One of the most intricately-detailed, vibrantly-coloured and legible versions of the subject ever to come up at auction, the present work is a particularly accomplished portrait of Frank Auerbach’s first long-standing sitter and muse, Estella (or Stella) Olive West. Best known as E.O.W. in his artistic output, she appeared in more than eighty paintings over the years. Painted in 1971, the present work is one of the very last portraits by Auerbach of his iconic early model. 

The young widowed actress and the 16-year old artist first met in 1947 while working together on a production at the Unity Theatre. Stella, a mother of three, was scraping by running a boarding house in Earl’s Court, where the young Auerbach would live shortly thereafter. In spite of the age difference, the attraction was instantaneous and mutual, and Stella West quickly became the painter’s lover and main subject. Sessions for the young Auerbach were already extremely demanding at the time - and, as Stella recalls, his practice was “very violent and quite in a world of his own; quite frightening in the beginning” (Estella West quoted in William Feaver, Frank Auerbach, New York 2009, p. 11). 

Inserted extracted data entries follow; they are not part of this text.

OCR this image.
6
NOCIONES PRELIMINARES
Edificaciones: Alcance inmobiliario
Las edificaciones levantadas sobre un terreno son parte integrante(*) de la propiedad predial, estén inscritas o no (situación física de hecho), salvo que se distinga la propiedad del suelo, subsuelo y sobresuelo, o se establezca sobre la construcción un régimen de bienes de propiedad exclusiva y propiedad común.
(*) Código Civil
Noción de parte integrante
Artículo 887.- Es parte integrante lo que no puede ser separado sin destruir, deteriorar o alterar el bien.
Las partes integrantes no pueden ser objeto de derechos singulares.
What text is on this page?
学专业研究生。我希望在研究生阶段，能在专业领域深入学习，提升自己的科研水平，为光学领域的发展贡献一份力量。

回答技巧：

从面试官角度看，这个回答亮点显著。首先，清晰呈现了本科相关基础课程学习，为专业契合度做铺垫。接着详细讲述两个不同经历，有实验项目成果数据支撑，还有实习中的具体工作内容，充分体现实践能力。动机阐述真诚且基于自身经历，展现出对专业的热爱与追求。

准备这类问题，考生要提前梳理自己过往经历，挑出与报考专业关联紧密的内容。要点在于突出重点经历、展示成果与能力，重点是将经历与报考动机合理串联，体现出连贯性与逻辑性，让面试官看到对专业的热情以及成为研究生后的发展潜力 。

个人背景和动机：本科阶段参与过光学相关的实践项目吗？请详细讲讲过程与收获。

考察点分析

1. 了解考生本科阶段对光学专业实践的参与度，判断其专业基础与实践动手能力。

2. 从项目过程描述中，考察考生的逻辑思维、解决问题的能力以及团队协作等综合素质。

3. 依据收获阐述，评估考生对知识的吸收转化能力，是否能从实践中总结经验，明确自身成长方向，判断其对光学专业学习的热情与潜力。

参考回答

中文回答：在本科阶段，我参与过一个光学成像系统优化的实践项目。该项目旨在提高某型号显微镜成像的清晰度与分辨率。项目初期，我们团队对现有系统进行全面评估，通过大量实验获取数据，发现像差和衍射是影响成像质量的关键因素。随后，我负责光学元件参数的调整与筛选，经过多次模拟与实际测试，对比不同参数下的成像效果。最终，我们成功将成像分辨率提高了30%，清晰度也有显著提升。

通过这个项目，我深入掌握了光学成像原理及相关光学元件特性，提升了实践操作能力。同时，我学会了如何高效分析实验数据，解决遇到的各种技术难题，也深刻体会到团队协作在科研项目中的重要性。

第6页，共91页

As she sat for him for endless sessions, several times a week, even after he married Julia Wolstenholme in 1958, Stella West’s unshakable sense of commitment undoubtedly helped Auerbach develop his aesthetic eye by allowing him to put her features under such strict, almost brutal scrutiny year after year. “If anyone, early on, helped him manage his sense of the world, it was Stella West. This would have a deep effect on his art. His need for stability within the threatening flux of experience would be absorbed, through E.O.W.’s constant presence as a subject, into the very marrow of his painting and projected on his habits of work” (Robert Hughes, Frank Auerbach, London 1990, p. 90). Indeed, the shift from the dense, angular sweeps of buttery pigment present in the early E.O.W. paintings to the increasingly fluid and dynamic works from his later years testifies of the importance of the artistic dialogue between model and painter. With its wonderfully delicate outlines rendered in soothing blues and pristine whites, Portrait of E.O.W. is the result of the years of methodical effort, routine scrutiny and incessant repetition necessary to reach such a level of trust and familiarity. As Catherine Lampert, another of Auerbach’s long-standing sitters, recalls: “Between 1961 and 1973 the paintings of Stella move through a process of what psychologists (and art historians) call displacement. The liquidity of the paint is at the centre of something almost alchemical in its ability to express feeling […] The brush strokes, in contrast to mass, manage to convert us, almost like a stigmatism to truth. Rembrandt and Titian’s late tonal paintings guided him, yet he began to act in a modern idiom, open to pungent attacks on our nerves as well as our acceptance of ‘disorder’” (Catherine Lampert, “Auerbach and his Sitters” in Exhibition Catalogue, London, Royal Academy of Art, Frank Auerbach: Paintings and Drawings 1952-2001, 2001, p. 25).